Le dernier conseil des ministres avait instruit, dimanche dernier, de « faciliter l’octroi des crédits » comme il a invité à la rigueur fiscale par le « recouvrement des impôts et taxes » ainsi que les « crédits octroyés par les banques publiques ».
Ainsi, l’appel à accélérer le recouvrement de crédits accordés par les banques publiques aux opérateurs économiques privés souligne la préoccupation de l’Exécutif au vu des créances en souffrance, dépassant selon la Banque d’Algérie les 100 milliards de dinars à fin 2019. Et quand on sait que le non-recouvrement de ses créances peut mettre en difficulté de fonctionnement les banques créditrices et privant également le Trésor public de liquidités qui puissent répondre aux besoins de financement de projets structurants, il convient, comme l’ont souvent souligné des consultants en finances, de mettre en place une stratégie de recouvrement adéquate. « L’objectif est de pousser les créanciers à procéder aux remboursements des crédits qui leur ont été octroyés. Il ne s’agit nullement de leur mettre le couteau sous la gorge mais d’établir un échéancier de remboursement dont les traites doivent être conséquentes, c’est-à-dire toutes en rapport avec les bénéfices que réalisent les créanciers. C’est le seul moyen qui se présente pour accélérer le recouvrement des crédits octroyés », selon Hind Benmiloud, avocate agréée à la Cour suprême et au Conseil d’Etat. Cette dernière, contactée par nos soins hier, nous a également indiqué, concernant les créanciers récalcitrants, que « les pouvoirs publics devant cette prise de position se retrouveront dans l’obligation d’aller puiser directement dans les entrées d’argent que réalisent ceux qui affichent un refus délibéré de se soumettre aux règles de remboursement en vigueur ». En somme, pour notre interlocutrice, la procédure de recouvrement par étape,
« la première sera d’établir après consentement du débiteur un échéancier de recouvrement. Et si aucun terrain d’entente n’est trouvé, il faudra passer à l’étape d’aller piocher dans les bénéfices réalisés et les revenus. Et quand l’entreprise ne réalise pas de bénéfice, il ne restera plus que de se pencher sur les comptes personnels des créanciers et confisquer leurs biens immobiliers ». Pour conclure Hind Benmiloud souligne qu’« il faut à tout prix recouvrir toute ces créances par tous les moyens légaux dans la mesure où la situation financière du pays ne saurait s’accommoder de la faiblesse des recouvrements des crédits accordés jusqu’ici aux opérateurs économiques privés ».

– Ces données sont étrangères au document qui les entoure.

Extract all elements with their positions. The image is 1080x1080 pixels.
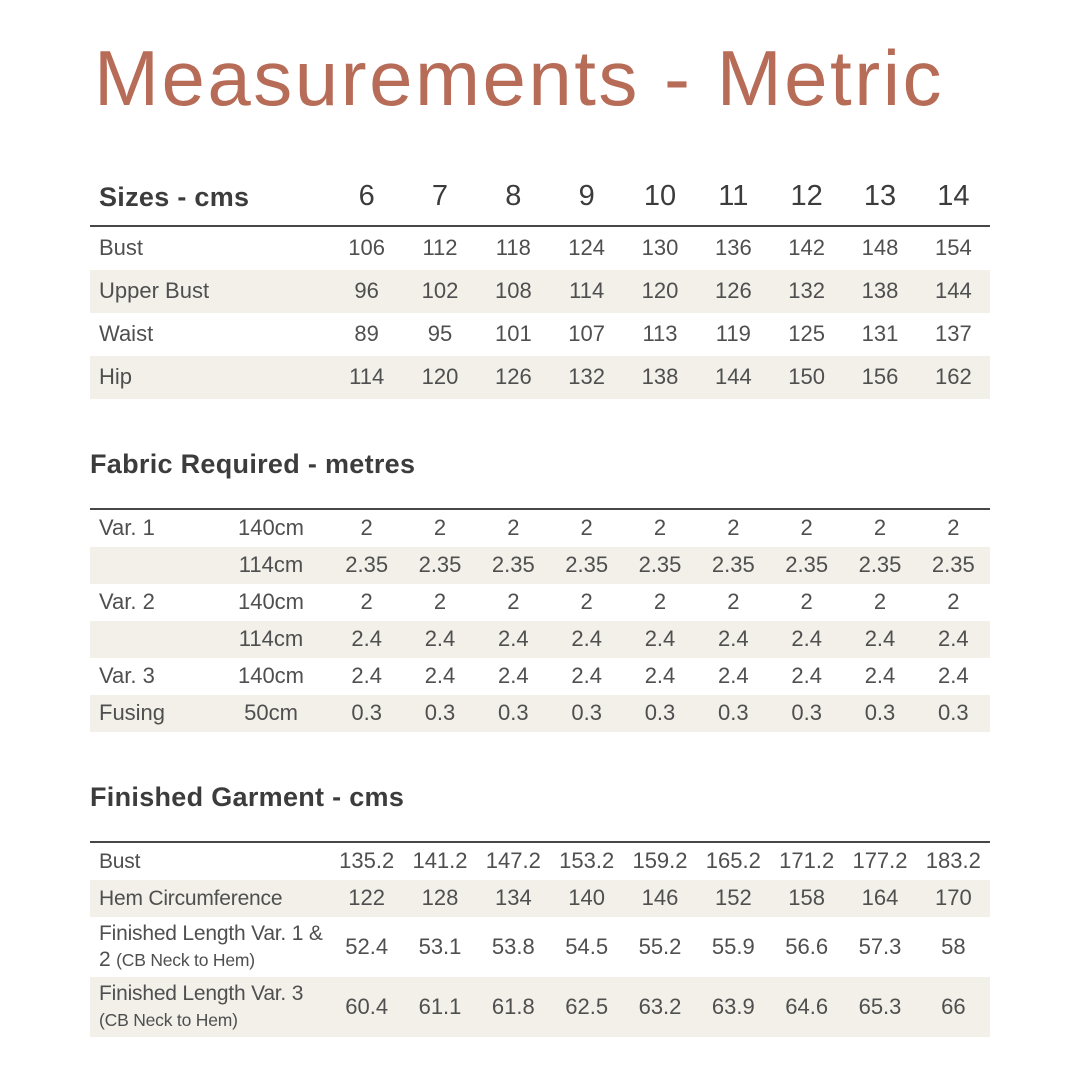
value-cell: 66 xyxy=(941,993,966,1019)
value-cell: 150 xyxy=(788,364,826,390)
table-row xyxy=(90,313,990,356)
row-label: Fusing xyxy=(99,700,166,726)
value-cell: 63.9 xyxy=(711,993,755,1019)
value-cell: 165.2 xyxy=(705,848,761,874)
value-cell: 124 xyxy=(568,235,606,261)
table-row xyxy=(90,917,990,977)
measurement-chart xyxy=(90,0,990,1037)
value-cell: 153.2 xyxy=(559,848,615,874)
value-cell: 106 xyxy=(348,235,386,261)
value-cell: 2.4 xyxy=(718,663,749,689)
value-cell: 2.4 xyxy=(424,626,456,652)
value-cell: 52.4 xyxy=(345,933,389,959)
value-cell: 2.35 xyxy=(491,552,535,578)
table-row xyxy=(90,658,990,695)
value-cell: 126 xyxy=(714,278,752,304)
value-cell: 108 xyxy=(494,278,532,304)
value-cell: 2.4 xyxy=(644,626,676,652)
fabric-width-cell: 140cm xyxy=(237,663,305,689)
sizes-table-rows xyxy=(90,227,990,399)
value-cell: 2.4 xyxy=(791,663,822,689)
value-cell: 148 xyxy=(861,235,899,261)
table-row xyxy=(90,621,990,658)
value-cell: 131 xyxy=(861,321,899,347)
row-label-main: Bust xyxy=(99,849,141,873)
value-cell: 125 xyxy=(788,321,826,347)
fabric-width-cell: 50cm xyxy=(244,700,298,726)
table-row xyxy=(90,227,990,270)
table-row xyxy=(90,977,990,1037)
value-cell: 56.6 xyxy=(785,933,829,959)
value-cell: 138 xyxy=(641,364,679,390)
value-cell: 2 xyxy=(947,589,960,615)
row-label: Var. 3 xyxy=(99,663,155,689)
value-cell: 53.8 xyxy=(491,933,535,959)
size-column-header: 6 xyxy=(358,179,375,212)
value-cell: 2.35 xyxy=(858,552,902,578)
value-cell: 2 xyxy=(507,589,520,615)
value-cell: 2 xyxy=(727,589,740,615)
value-cell: 2.35 xyxy=(345,552,389,578)
value-cell: 164 xyxy=(861,885,899,911)
value-cell: 2 xyxy=(507,515,520,541)
value-cell: 122 xyxy=(348,885,386,911)
value-cell: 2.35 xyxy=(711,552,755,578)
table-row xyxy=(90,880,990,917)
value-cell: 2.4 xyxy=(938,663,969,689)
value-cell: 2.4 xyxy=(351,626,382,652)
size-column-header: 9 xyxy=(578,179,595,212)
value-cell: 135.2 xyxy=(339,848,395,874)
value-cell: 132 xyxy=(788,278,826,304)
value-cell: 2 xyxy=(433,515,447,541)
row-label-main: Finished Length Var. 1 & 2 xyxy=(99,922,323,971)
row-label: Upper Bust xyxy=(99,278,210,304)
value-cell: 2.4 xyxy=(864,626,896,652)
value-cell: 0.3 xyxy=(791,700,822,726)
value-cell: 2 xyxy=(873,589,887,615)
fabric-width-cell: 140cm xyxy=(237,515,305,541)
table-row xyxy=(90,510,990,547)
size-column-header: 11 xyxy=(718,179,749,212)
value-cell: 61.8 xyxy=(491,993,535,1019)
value-cell: 2 xyxy=(360,589,373,615)
value-cell: 2.35 xyxy=(418,552,462,578)
value-cell: 95 xyxy=(427,321,453,347)
value-cell: 2.4 xyxy=(424,663,456,689)
value-cell: 2 xyxy=(433,589,447,615)
value-cell: 2.35 xyxy=(638,552,682,578)
value-cell: 128 xyxy=(421,885,459,911)
value-cell: 0.3 xyxy=(644,700,676,726)
value-cell: 118 xyxy=(495,235,531,261)
value-cell: 162 xyxy=(934,364,972,390)
value-cell: 65.3 xyxy=(858,993,902,1019)
sizes-header-label: Sizes - cms xyxy=(99,181,250,212)
value-cell: 156 xyxy=(861,364,899,390)
fabric-table xyxy=(90,508,990,732)
value-cell: 2 xyxy=(873,515,887,541)
value-cell: 0.3 xyxy=(571,700,602,726)
size-column-header: 12 xyxy=(790,179,823,212)
row-label xyxy=(90,886,330,912)
value-cell: 60.4 xyxy=(345,993,389,1019)
value-cell: 2 xyxy=(727,515,740,541)
value-cell: 126 xyxy=(494,364,532,390)
fabric-table-rows xyxy=(90,510,990,732)
table-row xyxy=(90,695,990,732)
finished-table-rows xyxy=(90,843,990,1037)
value-cell: 152 xyxy=(714,885,752,911)
value-cell: 2.4 xyxy=(571,663,602,689)
value-cell: 2 xyxy=(360,515,373,541)
value-cell: 2.4 xyxy=(571,626,602,652)
value-cell: 114 xyxy=(569,278,605,304)
value-cell: 2 xyxy=(800,589,813,615)
row-label-sub: (CB Neck to Hem) xyxy=(99,1009,238,1030)
value-cell: 57.3 xyxy=(858,933,902,959)
value-cell: 134 xyxy=(494,885,532,911)
fabric-width-cell: 140cm xyxy=(237,589,305,615)
value-cell: 2.4 xyxy=(498,663,529,689)
value-cell: 2 xyxy=(653,589,667,615)
value-cell: 2 xyxy=(580,589,593,615)
row-label xyxy=(90,921,330,972)
value-cell: 107 xyxy=(568,321,606,347)
size-column-header: 7 xyxy=(431,179,449,212)
value-cell: 61.1 xyxy=(418,993,462,1019)
table-row xyxy=(90,270,990,313)
fabric-section-title: Fabric Required - metres xyxy=(90,448,416,479)
size-column-header: 14 xyxy=(937,179,970,212)
value-cell: 0.3 xyxy=(938,700,969,726)
value-cell: 113 xyxy=(642,321,678,347)
value-cell: 183.2 xyxy=(925,848,981,874)
row-label: Bust xyxy=(99,235,144,261)
value-cell: 158 xyxy=(788,885,826,911)
sizes-table-header xyxy=(90,180,990,225)
fabric-width-cell: 114cm xyxy=(238,552,304,578)
value-cell: 137 xyxy=(934,321,972,347)
value-cell: 2 xyxy=(800,515,813,541)
size-column-header: 8 xyxy=(505,179,522,212)
size-column-header: 10 xyxy=(643,179,677,212)
fabric-width-cell: 114cm xyxy=(238,626,304,652)
value-cell: 55.2 xyxy=(638,933,682,959)
row-label-sub: (CB Neck to Hem) xyxy=(116,949,255,970)
value-cell: 138 xyxy=(861,278,899,304)
value-cell: 120 xyxy=(421,364,459,390)
value-cell: 58 xyxy=(941,933,966,959)
value-cell: 132 xyxy=(568,364,606,390)
value-cell: 55.9 xyxy=(711,933,755,959)
value-cell: 89 xyxy=(354,321,379,347)
value-cell: 2 xyxy=(653,515,667,541)
value-cell: 0.3 xyxy=(351,700,382,726)
value-cell: 136 xyxy=(714,235,752,261)
row-label-main: Hem Circumference xyxy=(99,886,283,910)
value-cell: 0.3 xyxy=(424,700,456,726)
row-label: Hip xyxy=(99,364,133,390)
value-cell: 2.35 xyxy=(785,552,829,578)
sizes-table xyxy=(90,225,990,399)
page-title: Measurements - Metric xyxy=(94,34,945,122)
value-cell: 2.4 xyxy=(864,663,896,689)
value-cell: 64.6 xyxy=(785,993,829,1019)
finished-garment-table xyxy=(90,841,990,1037)
row-label: Var. 2 xyxy=(99,589,155,615)
value-cell: 2.4 xyxy=(644,663,676,689)
value-cell: 171.2 xyxy=(779,848,835,874)
value-cell: 159.2 xyxy=(632,848,688,874)
value-cell: 63.2 xyxy=(638,993,682,1019)
value-cell: 53.1 xyxy=(418,933,462,959)
value-cell: 2 xyxy=(580,515,593,541)
value-cell: 140 xyxy=(568,885,606,911)
value-cell: 54.5 xyxy=(565,933,609,959)
value-cell: 2.4 xyxy=(718,626,749,652)
finished-section-title: Finished Garment - cms xyxy=(90,781,405,812)
value-cell: 101 xyxy=(494,321,532,347)
value-cell: 144 xyxy=(714,364,752,390)
value-cell: 0.3 xyxy=(498,700,529,726)
value-cell: 0.3 xyxy=(718,700,749,726)
value-cell: 0.3 xyxy=(864,700,896,726)
value-cell: 2.35 xyxy=(931,552,975,578)
value-cell: 2.4 xyxy=(791,626,822,652)
value-cell: 2.4 xyxy=(938,626,969,652)
row-label: Waist xyxy=(99,321,154,347)
value-cell: 2 xyxy=(947,515,960,541)
value-cell: 141.2 xyxy=(412,848,468,874)
row-label: Var. 1 xyxy=(99,515,155,541)
value-cell: 120 xyxy=(641,278,679,304)
value-cell: 147.2 xyxy=(485,848,541,874)
row-label-main: Finished Length Var. 3 xyxy=(99,982,304,1006)
value-cell: 154 xyxy=(934,235,972,261)
value-cell: 170 xyxy=(934,885,972,911)
table-row xyxy=(90,843,990,880)
table-row xyxy=(90,584,990,621)
table-row xyxy=(90,356,990,399)
table-row xyxy=(90,547,990,584)
value-cell: 119 xyxy=(715,321,751,347)
value-cell: 112 xyxy=(422,235,458,261)
value-cell: 96 xyxy=(354,278,379,304)
value-cell: 114 xyxy=(349,364,385,390)
value-cell: 130 xyxy=(641,235,679,261)
size-column-header: 13 xyxy=(863,179,897,212)
value-cell: 2.35 xyxy=(565,552,609,578)
value-cell: 2.4 xyxy=(498,626,529,652)
row-label xyxy=(90,981,330,1032)
value-cell: 144 xyxy=(934,278,972,304)
row-label xyxy=(90,849,330,875)
value-cell: 146 xyxy=(641,885,679,911)
value-cell: 102 xyxy=(421,278,459,304)
value-cell: 142 xyxy=(788,235,826,261)
value-cell: 177.2 xyxy=(852,848,908,874)
value-cell: 2.4 xyxy=(351,663,382,689)
value-cell: 62.5 xyxy=(565,993,609,1019)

Pour sa part, le consultant Omar Berkouk estime que « le souhait du gouvernement algérien de recouvrer au plus vite les crédits bancaires octroyés par les Banques publiques est une piste sans issue ! » Et d’arguer dans ce sens : « L’encours des crédits non performants au secteur privé des six banques publiques est de l’ordre de 1 500 MDS DZD, auxquels il faut ajouter les crédits au secteur public en souffrance. Et donc, si l’on exclut le secteur public qui dispose en dernière instance de la garantie de l’Etat, il reste un montant colossal de créances douteuses dans les bilans des banques publiques algériennes, dont le recouvrement est quasiment impossible. » Toujours à propos de ces créances, notre interlocuteur nous fera remarquer qu’« il s’agit de créances sur des activités dont l’actif net est inférieur à leur passif et d’où elles n’ont pas de garanties valables ou de garanties surévaluées par rapport à la valeur des prêts. La plupart de ces prêts ont été accordés sans véritable justification économique ». Il a également estimé que dans le contexte de crise économique et financière du pays, les trésoreries des entreprises endettées sont exsangues. « Il est illusoire de penser pouvoir obtenir le remboursement des prêts consentis », a-t-il lâché. Omar Berkouk nous a par ailleurs précisé dans ce même ordre d’idées que « la situation bilancielle des banques publiques s’en trouve aggravée et limite leur capacité d’intervention et de financement ». Notre interlocuteur a conclu enfin : « Ces banques devront passer par pertes et profits ces crédits et nécessiteront une recapitalisation de l’Etat actionnaire pour pouvoir reprendre leurs activités de financement de l’économie algérienne.»
Notons enfin que certains consultants financiers locaux n’ont eu de cesse, sur la question des crédits non remboursés, notamment dans la conjoncture de difficultés financières que traverse le pays ces dernières années, d’instituer de nouvelles règles. Autrement dit « de rendre la fonction de recouvrement rapide et surtout sans aucun retard », prônent les consultants financiers.